France, meanwhile, is experiencing better conditions than its European neighbors. Inflation doubled in Slovakia, the Netherlands and Greece, tripled in Latvia and Lithuania, and nearly quadrupled in Estonia, according to a Eurostat report in May.

The German Federal Statistical Office (Destatis) also reported that May inflation in the country reached an unprecedented level of 7.9 percent in one year, which raises energy and food prices. In the energy sector, fuel prices have risen 41 percent in one year.

Russia, meanwhile, predicts growing financial inequalities and social divisions in European societies as a result of the current situation, and believes that the European Union has lost its independent political sovereignty under US influence. According to Putin, rising global prices and energy problems are a direct result of the wrong policies of the United States and the European Union.

Narrative of a news / doubt on the effectiveness of sanctions against Russia and unpredictable global consequences

He stressed that despite sanctions, foreign pressure and Russia’s strategy to replace foreign imports with domestic production, the Russian economy will never become an isolated economy with limited foreign economic relations.

The sanctions imposed to prevent Moscow from launching a military offensive against Ukraine have sparked another war this time over food, especially grain and wheat, extending not only to Europe but to countries in the Middle East and Africa.

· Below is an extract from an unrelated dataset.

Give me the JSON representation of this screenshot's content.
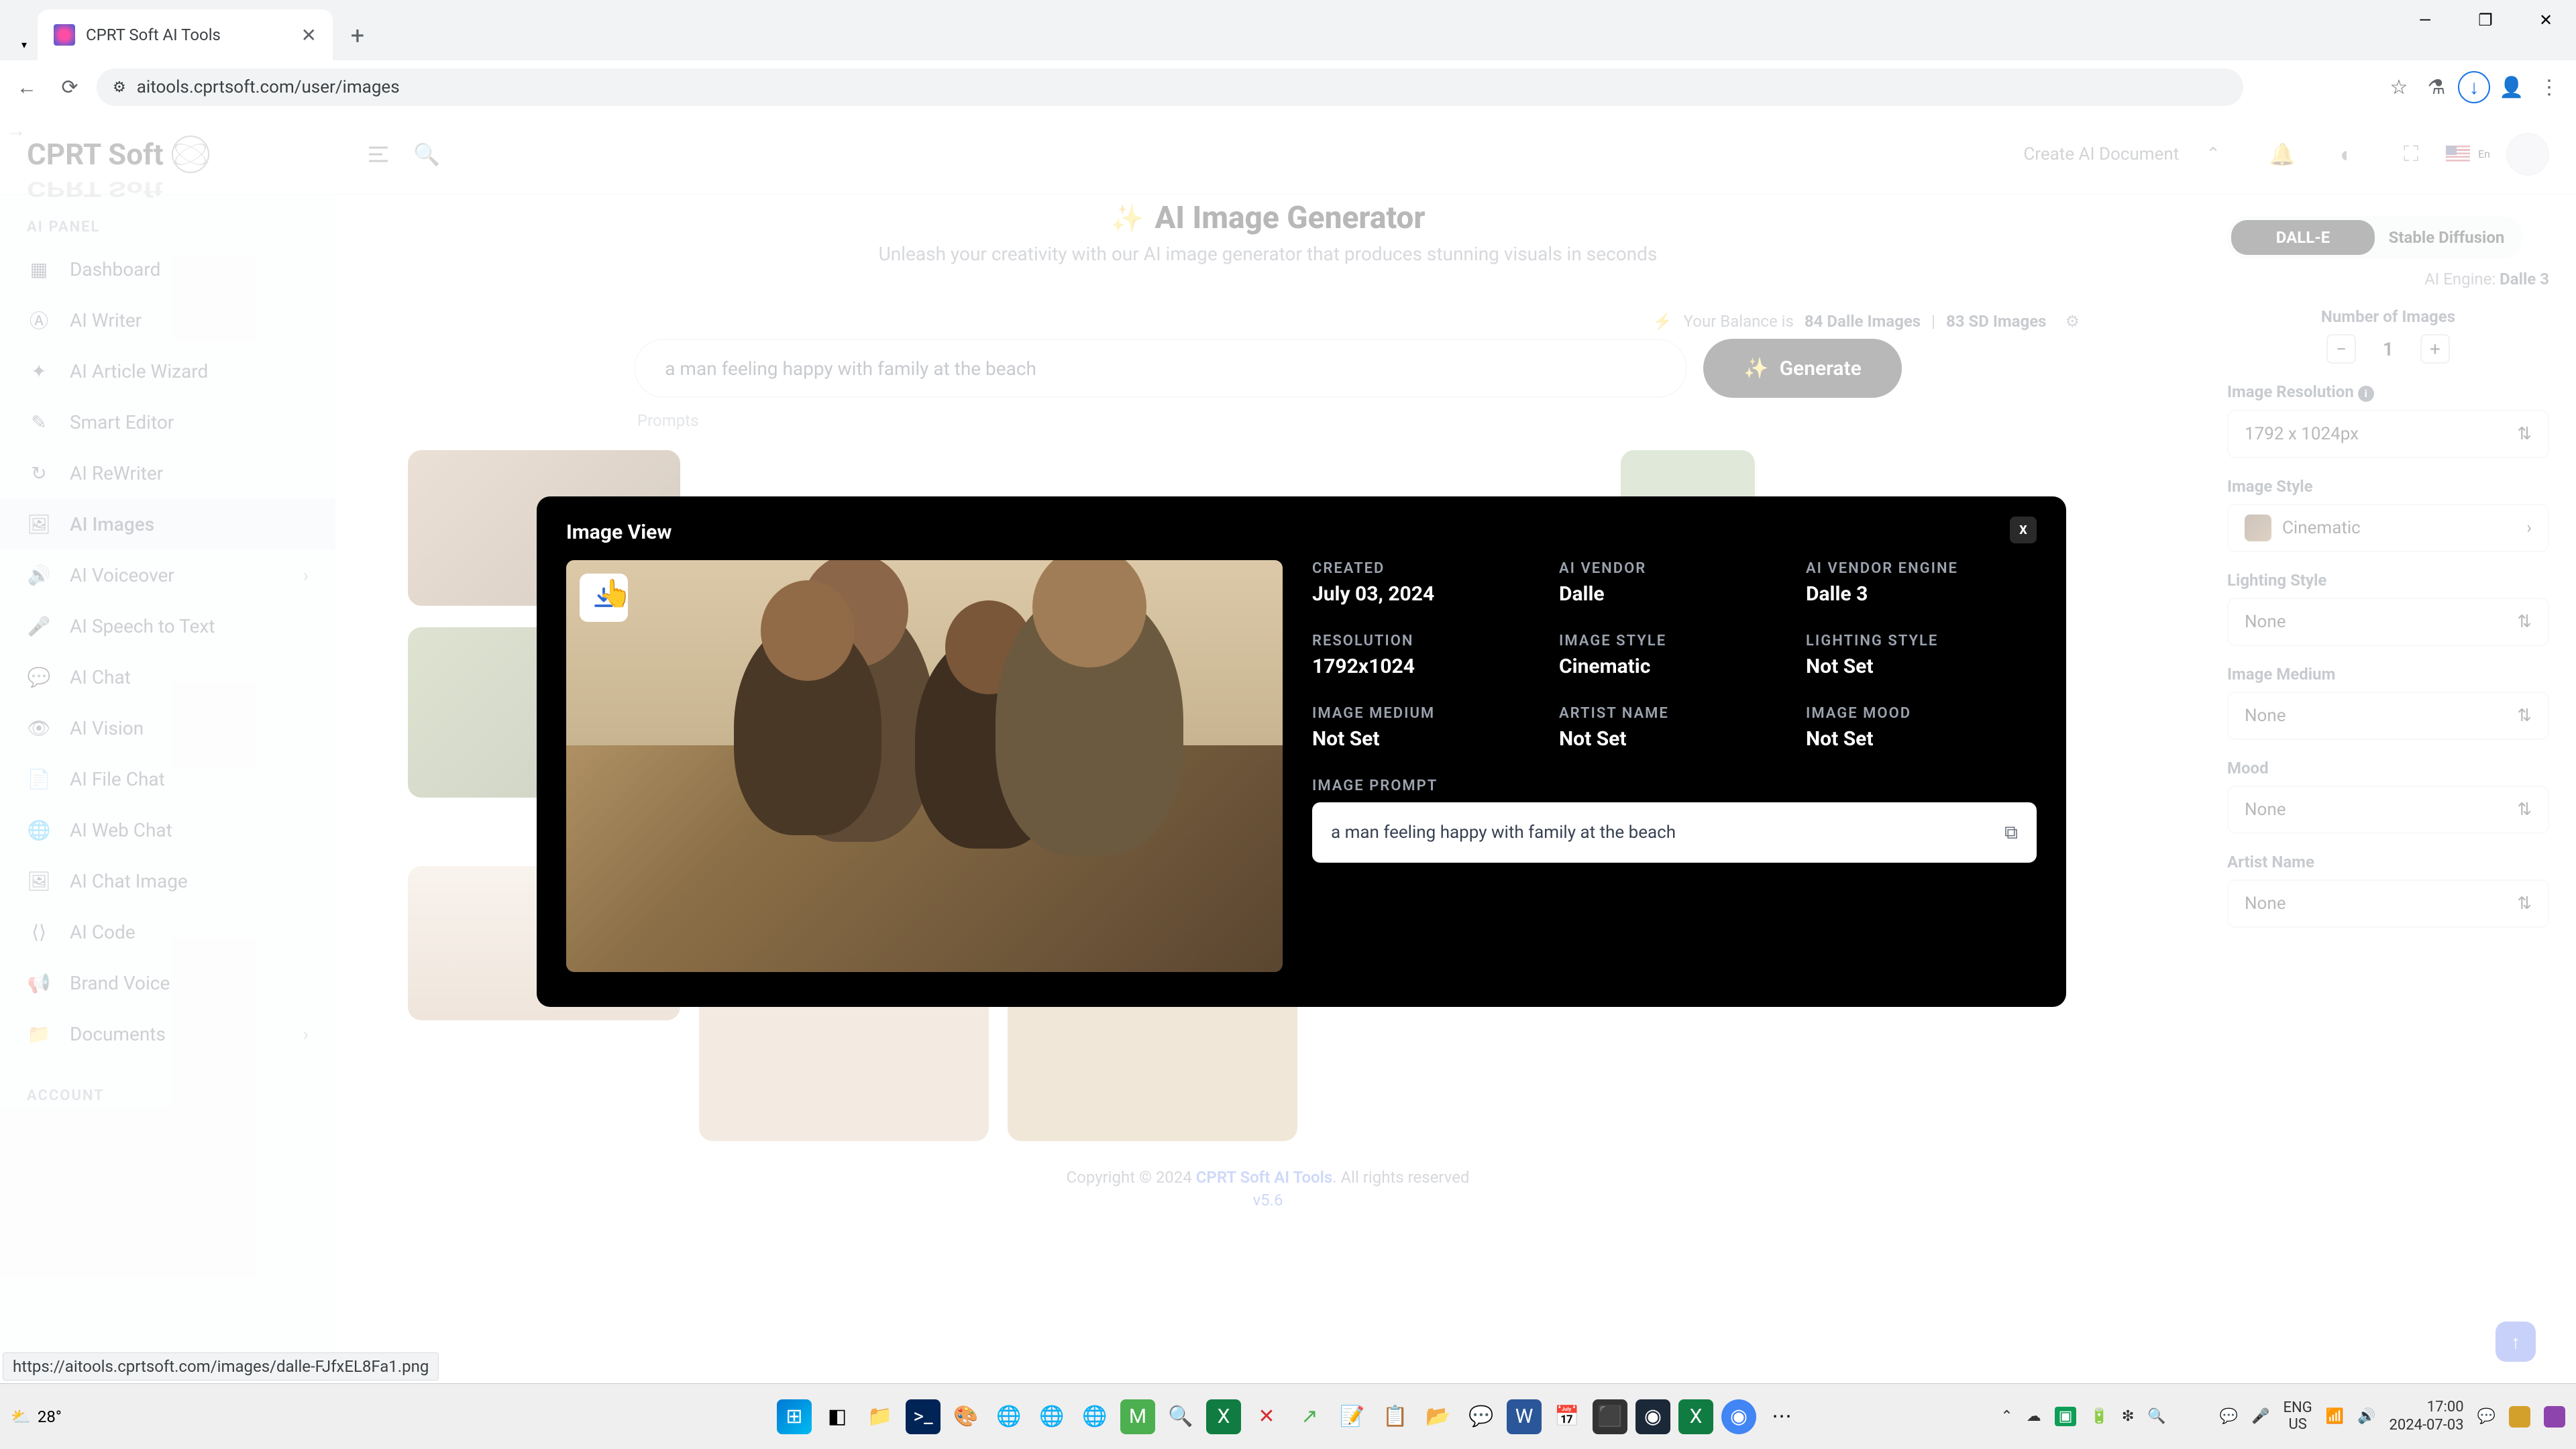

Russia and Ukraine are the world’s largest suppliers of grain, fertilizer, livestock inputs and oilseeds, and the closure of Ukrainian ports, along with Western sanctions against Russia following Russia’s launch of a special operation, has prevented poor countries from accessing these products. However, the European Union has recently claimed that Russia is putting the world at risk of famine by blocking Ukrainian grain shipments and restricting exports.

Narrative of a news / doubt on the effectiveness of sanctions against Russia and unpredictable global consequences

Russia’s ambassador to the United States, Anatoly Antonov, previously wrote in National Interest: “Western sanctions have become an important undesirable factor in the food crisis, but the West has decided to blame Russia alone for rising food and energy prices.” .

Assessment

Many media outlets these days are questioning the “effectiveness” of sanctions against Moscow. “So far, Russia has been able to limit the impact of sanctions on its economy,” Martin Carrie, a professor of political science at the University of Montreal and a Russian expert, told the French-language Canadian newspaper La Presse.

“Russia’s economy has its main function,” he said. People may not have access to the products of some specific European companies, but there are alternative products. The initial fear of the impact of sanctions on the market is no longer felt and the situation is stable and people are not angry.

Narrative of a news / doubt on the effectiveness of sanctions against Russia and unpredictable global consequences

The expert, of course, does not rule out the long-term impact of sanctions due to the closure of foreign companies in Russia. Just as the 20-year record of inflation in Russia is one of the consequences of these sanctions. However, the impact of the six EU sanctions packages was not so much due to Russia’s experience in dealing with the 2014 sanctions, as well as the increase in foreign exchange reserves and the definition of a national currency-based payment system, as the sanctioners thought.

The annual economic summit in St. Petersburg was held last Wednesday in the apparent absence of Western countries and the strong presence of Asian and African countries. The meeting ended yesterday, during which 691 agreements worth 5,639 billion rubles were signed.

Just as even Europeans are skeptical about the effectiveness of sanctions against Russia, no one envisions an imminent end to the Ukraine war. This shows that the sanctions packages against Moscow have not even succeeded in stopping the war in Ukraine. NATO Secretary-General Jens Stoltenberg also announced yesterday that the war could continue for years. He had previously warned of “prolongation and erosion” of the conflict in Ukraine.